Drawing of USS Ellen, a converted New York ferryboat; USS Somerset would likely have looked similar. Note that ship is firing on a target on shore, which the Somerset could have done with one of its IX inch Dahlgren smoothbores mounted in pivot fore and aft (as opposed to the 32 pdrs mounted in broadside):
In an initial post, I noted that a major task of the men and ships of the East Gulf Blockading Squadron was the location and destruction of Confederate salt works along the Florida Gulf coast. During the latter part of 1862, USS Tahoma (a 90-day gunboat) and USS Somerset (a converted New York ferryboat) patrolled the waters around Cedar Key, Florida. After receiving intelligence from escaped slaves that Confederate troops in the area had been withdrawn, and knowing of the existence and location of a sizable salt works on Depot Key, Lt. Cdr. Earl English brought his ship the Somerset close inshore on 4 October 1862 and began shelling the facility with the ship’s big guns. On seeing a white flag hoisted, he dispatched two ship’s boats under the command of Acting Master Dennison, his XO. When they landed, they approached a house over which the white flag flew with “several women”, which made the bluejackets hold their fire. Suddenly, Confederate troops in concealment opened fire on the landing party, wounding several sailors (two were subsequently described by the ship’s surgeon as “dangerously wounded”, four as “severely wounded” and two more as “slightly wounded”).

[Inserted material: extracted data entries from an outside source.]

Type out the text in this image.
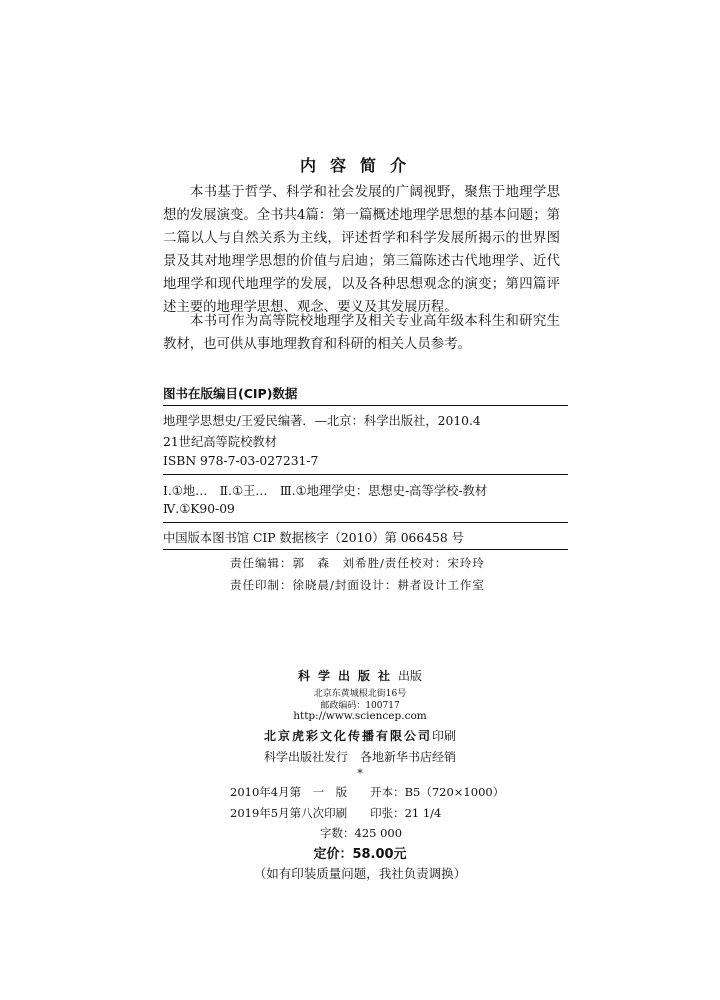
内容简介

本书基于哲学、科学和社会发展的广阔视野，聚焦于地理学思想的发展演变。全书共4篇：第一篇概述地理学思想的基本问题；第二篇以人与自然关系为主线，评述哲学和科学发展所揭示的世界图景及其对地理学思想的价值与启迪；第三篇陈述古代地理学、近代地理学和现代地理学的发展，以及各种思想观念的演变；第四篇评述主要的地理学思想、观念、要义及其发展历程。

本书可作为高等院校地理学及相关专业高年级本科生和研究生教材，也可供从事地理教育和科研的相关人员参考。

图书在版编目(CIP)数据
地理学思想史/王爱民编著．—北京：科学出版社，2010.4
21世纪高等院校教材
ISBN 978-7-03-027231-7
Ⅰ.①地…　Ⅱ.①王…　Ⅲ.①地理学史：思想史-高等学校-教材
Ⅳ.①K90-09
中国版本图书馆 CIP 数据核字（2010）第 066458 号
责任编辑：郭　森　刘希胜/责任校对：宋玲玲
责任印制：徐晓晨/封面设计：耕者设计工作室
科学出版社出版
北京东黄城根北街16号
邮政编码：100717
http://www.sciencep.com
北京虎彩文化传播有限公司印刷
科学出版社发行　各地新华书店经销
*
2010年4月第　一　版　　开本：B5（720×1000）
2019年5月第八次印刷　　印张：21 1/4
字数：425 000
定价：58.00元
（如有印装质量问题，我社负责调换）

The landing party returned fire “. . . killing and wounding several” of the defenders. Prior to withdrawing, the landing party “. . . destroyed several barrels of salt, a number of boats; captured one launch and a large flat.” and also apparently destroyed some of the salt works boilers (quotes from Lt. Cdr. English and Ship’s Surgeon reports in the “Official Records of the Navies”).
The Tahoma arrived on the scene later that day (Cdr. J.C. Howell, captain), and on 6 October, a large landing party (8 boats and about 111 men), armed with two Dahlgren boat howitzers, went ashore to the works. After deploying the howitzers and firing shell, shrapnel and canister into the works, driving off the Confederate defenders, the landing party spread out and began their destructive work. Cdr. Howell reported that a total of 50 to 60 salt boilers were destroyed (estimated by Lt. Cdr. English to produce 150 bushels of salt a day working around the clock), and all structures at the site were burned to the ground in retaliation for the ambush attack on the landing party on 4 October. As the USN forces withdrew to their ships, a train carrying Confederate reinforcements arrived at Cedar Key and the gray troops deployed and fired on the landing party with muskets, but by then the USN boats were out of range. No seamen or marines were killed or injured in this larger expedition.
Cdr. Howell sharply punctuated his after-action report to the East Gulf Squadron command by noting that “The rebels here needed a lesson and they have had it.” Officers of both ships were highly complementary of the conduct of their men during these raids. After reading the officers’ reports of this mission in the “Official Records”, it struck me that we don’t think of sailors dying in the war or being wounded tragically, like we so often do the CW soldiers. Yet reports like these, along with accounts of the engagements of Union Navy ships with Confederate forts and ships, such as on the Mississippi River and Mobile Bay, bring home vividly the fact that sailors were exposed to perils and death, and that many did die in combat during the war.